Da Schulpolitik in der Bundesrepublik eine Angelegenheit der Länder ist, sind die konkreten Fortschritte bei der Inklusion sehr unterschiedlich. Am besten schneiden Bremen und Schleswig-Holstein ab – zu diesem Ergebnis kam der „Bildungsbarometer Inklusion“ des Sozialverbands Deutschland im August 2009. Seitdem hat sich in den Ländern viel bewegt, aber oft fehle noch die klare Richtung, kritisiert der SoVD. Schlüsselbegriffe wie der „Vorrang inklusiver Bildung“ und die Wohnortnähe sind nach Ansicht vieler Verbände nicht genügend berücksichtigt. Auch sei die Qualität des Angebots oft ein Problem. Obwohl die Inklusionsquote in Deutschland steige.


Modelle mit Zukunft

Sie heißen „Integrative Regelschulen“,  „Starterschulen“  oder „Inklusive Grundschulen“ – nahezu jedes Bundesland wählt eine eigene Bezeichnung für die neue Schulform, die bald überall die Regel sein soll.

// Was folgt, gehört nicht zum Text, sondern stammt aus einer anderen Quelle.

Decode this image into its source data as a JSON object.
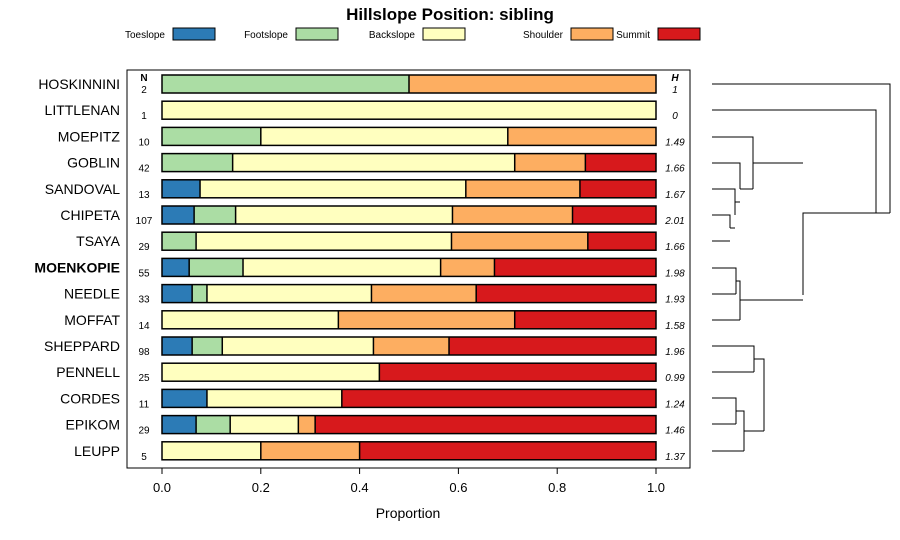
{
  "chart_data": {
    "type": "bar",
    "orientation": "horizontal-stacked",
    "title": "Hillslope Position: sibling",
    "xlabel": "Proportion",
    "ylabel": "",
    "xlim": [
      0,
      1
    ],
    "x_ticks": [
      "0.0",
      "0.2",
      "0.4",
      "0.6",
      "0.8",
      "1.0"
    ],
    "n_header": "N",
    "h_header": "H",
    "legend": [
      {
        "name": "Toeslope",
        "color": "#2c7bb6"
      },
      {
        "name": "Footslope",
        "color": "#abdda4"
      },
      {
        "name": "Backslope",
        "color": "#ffffbf"
      },
      {
        "name": "Shoulder",
        "color": "#fdae61"
      },
      {
        "name": "Summit",
        "color": "#d7191c"
      }
    ],
    "categories": [
      "HOSKINNINI",
      "LITTLENAN",
      "MOEPITZ",
      "GOBLIN",
      "SANDOVAL",
      "CHIPETA",
      "TSAYA",
      "MOENKOPIE",
      "NEEDLE",
      "MOFFAT",
      "SHEPPARD",
      "PENNELL",
      "CORDES",
      "EPIKOM",
      "LEUPP"
    ],
    "highlight": "MOENKOPIE",
    "n": [
      "2",
      "1",
      "10",
      "42",
      "13",
      "107",
      "29",
      "55",
      "33",
      "14",
      "98",
      "25",
      "11",
      "29",
      "5"
    ],
    "h": [
      "1",
      "0",
      "1.49",
      "1.66",
      "1.67",
      "2.01",
      "1.66",
      "1.98",
      "1.93",
      "1.58",
      "1.96",
      "0.99",
      "1.24",
      "1.46",
      "1.37"
    ],
    "series": [
      {
        "name": "Toeslope",
        "values": [
          0,
          0,
          0,
          0,
          0.077,
          0.065,
          0,
          0.055,
          0.061,
          0,
          0.061,
          0,
          0.091,
          0.069,
          0
        ]
      },
      {
        "name": "Footslope",
        "values": [
          0.5,
          0,
          0.2,
          0.143,
          0,
          0.084,
          0.069,
          0.109,
          0.03,
          0,
          0.061,
          0,
          0,
          0.069,
          0
        ]
      },
      {
        "name": "Backslope",
        "values": [
          0,
          1.0,
          0.5,
          0.571,
          0.538,
          0.439,
          0.517,
          0.4,
          0.333,
          0.357,
          0.306,
          0.44,
          0.273,
          0.138,
          0.2
        ]
      },
      {
        "name": "Shoulder",
        "values": [
          0.5,
          0,
          0.3,
          0.143,
          0.231,
          0.243,
          0.276,
          0.109,
          0.212,
          0.357,
          0.153,
          0,
          0,
          0.034,
          0.2
        ]
      },
      {
        "name": "Summit",
        "values": [
          0,
          0,
          0,
          0.143,
          0.154,
          0.168,
          0.138,
          0.327,
          0.364,
          0.286,
          0.419,
          0.56,
          0.636,
          0.69,
          0.6
        ]
      }
    ]
  }
}
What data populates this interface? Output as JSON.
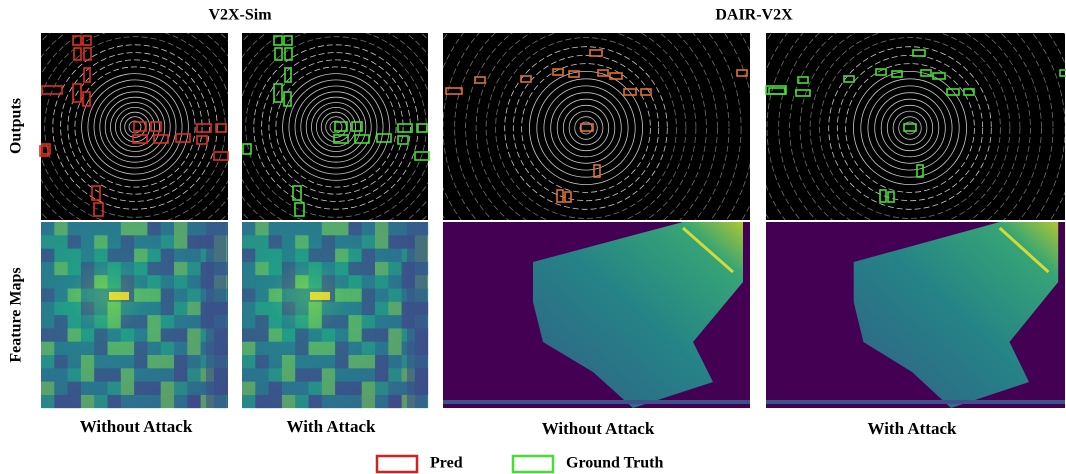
{
  "headers": [
    "V2X-Sim",
    "DAIR-V2X"
  ],
  "row_labels": [
    "Outputs",
    "Feature Maps"
  ],
  "column_labels": [
    "Without Attack",
    "With Attack",
    "Without Attack",
    "With Attack"
  ],
  "legend": [
    "Pred",
    "Ground Truth"
  ]
}
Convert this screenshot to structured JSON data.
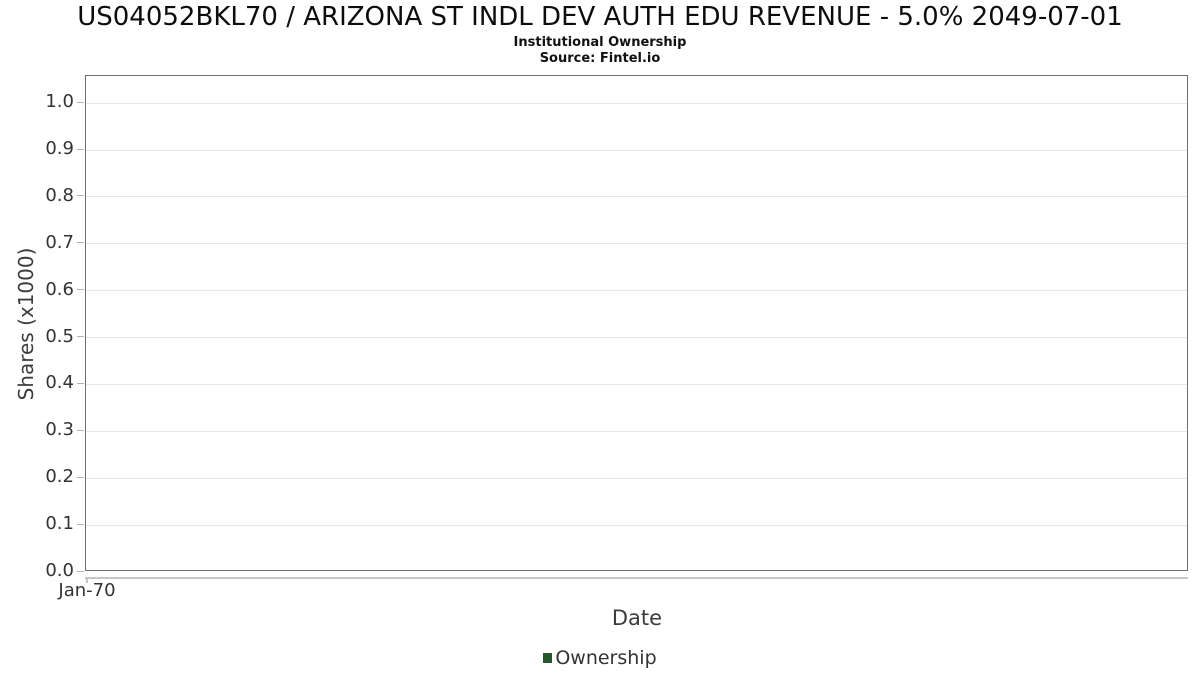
{
  "chart_data": {
    "type": "line",
    "title": "US04052BKL70 / ARIZONA ST INDL DEV AUTH EDU REVENUE - 5.0% 2049-07-01",
    "subtitle": "Institutional Ownership",
    "source": "Source: Fintel.io",
    "xlabel": "Date",
    "ylabel": "Shares (x1000)",
    "x_tick_labels": [
      "Jan-70"
    ],
    "y_tick_labels": [
      "0.0",
      "0.1",
      "0.2",
      "0.3",
      "0.4",
      "0.5",
      "0.6",
      "0.7",
      "0.8",
      "0.9",
      "1.0"
    ],
    "y_tick_values": [
      0.0,
      0.1,
      0.2,
      0.3,
      0.4,
      0.5,
      0.6,
      0.7,
      0.8,
      0.9,
      1.0
    ],
    "ylim": [
      0.0,
      1.058
    ],
    "grid": "horizontal",
    "legend": {
      "position": "bottom-center",
      "entries": [
        {
          "label": "Ownership",
          "color": "#26582b"
        }
      ]
    },
    "series": [
      {
        "name": "Ownership",
        "x": [],
        "y": []
      }
    ],
    "colors": {
      "plot_border": "#6f6f6f",
      "gridline": "#e7e7e7",
      "axis_line": "#c6c6c6",
      "tick_text": "#333333",
      "axis_title_text": "#3c3c3c",
      "title_text": "#0d0d0d",
      "background": "#ffffff"
    }
  }
}
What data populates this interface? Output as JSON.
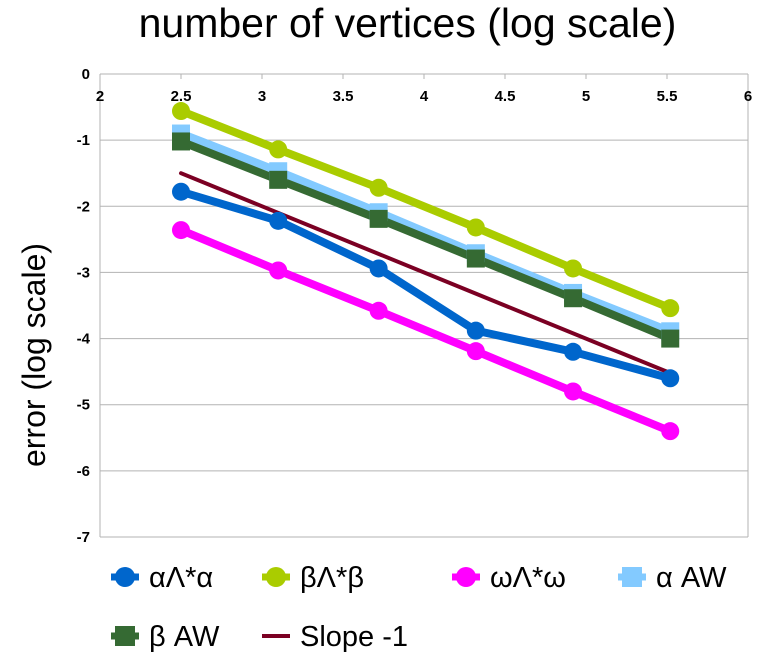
{
  "chart_data": {
    "type": "line",
    "title": "number of vertices (log scale)",
    "xlabel": "",
    "ylabel": "error (log scale)",
    "xlim": [
      2,
      6
    ],
    "ylim": [
      -7,
      0
    ],
    "x_ticks": [
      "2",
      "2.5",
      "3",
      "3.5",
      "4",
      "4.5",
      "5",
      "5.5",
      "6"
    ],
    "y_ticks": [
      "0",
      "-1",
      "-2",
      "-3",
      "-4",
      "-5",
      "-6",
      "-7"
    ],
    "x_tick_values": [
      2,
      2.5,
      3,
      3.5,
      4,
      4.5,
      5,
      5.5,
      6
    ],
    "y_tick_values": [
      0,
      -1,
      -2,
      -3,
      -4,
      -5,
      -6,
      -7
    ],
    "x_axis_position": "top",
    "grid": "horizontal",
    "legend_position": "bottom",
    "series": [
      {
        "name": "αΛ*α",
        "color": "#0066cc",
        "marker": "circle",
        "x": [
          2.5,
          3.1,
          3.72,
          4.32,
          4.92,
          5.52
        ],
        "y": [
          -1.78,
          -2.22,
          -2.94,
          -3.88,
          -4.2,
          -4.6
        ]
      },
      {
        "name": "βΛ*β",
        "color": "#aacc00",
        "marker": "circle",
        "x": [
          2.5,
          3.1,
          3.72,
          4.32,
          4.92,
          5.52
        ],
        "y": [
          -0.56,
          -1.14,
          -1.72,
          -2.32,
          -2.94,
          -3.54
        ]
      },
      {
        "name": "ωΛ*ω",
        "color": "#ff00ff",
        "marker": "circle",
        "x": [
          2.5,
          3.1,
          3.72,
          4.32,
          4.92,
          5.52
        ],
        "y": [
          -2.36,
          -2.97,
          -3.58,
          -4.19,
          -4.8,
          -5.4
        ]
      },
      {
        "name": "α AW",
        "color": "#83caff",
        "marker": "square",
        "x": [
          2.5,
          3.1,
          3.72,
          4.32,
          4.92,
          5.52
        ],
        "y": [
          -0.9,
          -1.47,
          -2.09,
          -2.71,
          -3.31,
          -3.89
        ]
      },
      {
        "name": "β AW",
        "color": "#356a33",
        "marker": "square",
        "x": [
          2.5,
          3.1,
          3.72,
          4.32,
          4.92,
          5.52
        ],
        "y": [
          -1.02,
          -1.6,
          -2.19,
          -2.79,
          -3.39,
          -4.0
        ]
      },
      {
        "name": "Slope -1",
        "color": "#7b0023",
        "marker": "none",
        "x": [
          2.5,
          5.52
        ],
        "y": [
          -1.5,
          -4.52
        ]
      }
    ]
  }
}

Die Befürchtung, die begabten Kinder blieben bei der inklusiven Erziehung auf der Strecke, ist laut Karin Evers-Meyer unberechtigt: „Die für jeden einzelnen Schüler erfolgversprechendste Schulform ist gemeinsamer Unterricht mit individueller Förderung.“ Deshalb hält die SPD-Politikerin die Inklusion auch langfristig für die beste Bildungsoption: „Eine inklusive Gesellschaft ist eine starke Gesellschaft, denn sie profitiert von einem starken sozialen Zusammenhalt und gegenseitigem Verständnis.“ Das sieht Jutta Z. aus München genauso: „Wir sind froh, dass Mia auf eine normale Schule geht. Hier kommt sie mit den Kindern ihrer Umgebung zusammen und traut sich viel Neues zu.“ Wie es nach der vierten Klasse für Mia weitergeht, ist allerdings noch ungewiss: Die bayerischen Aufnahmevoraussetzungen für Realschule oder Gymnasium wird das Mädchen wohl kaum schaffen.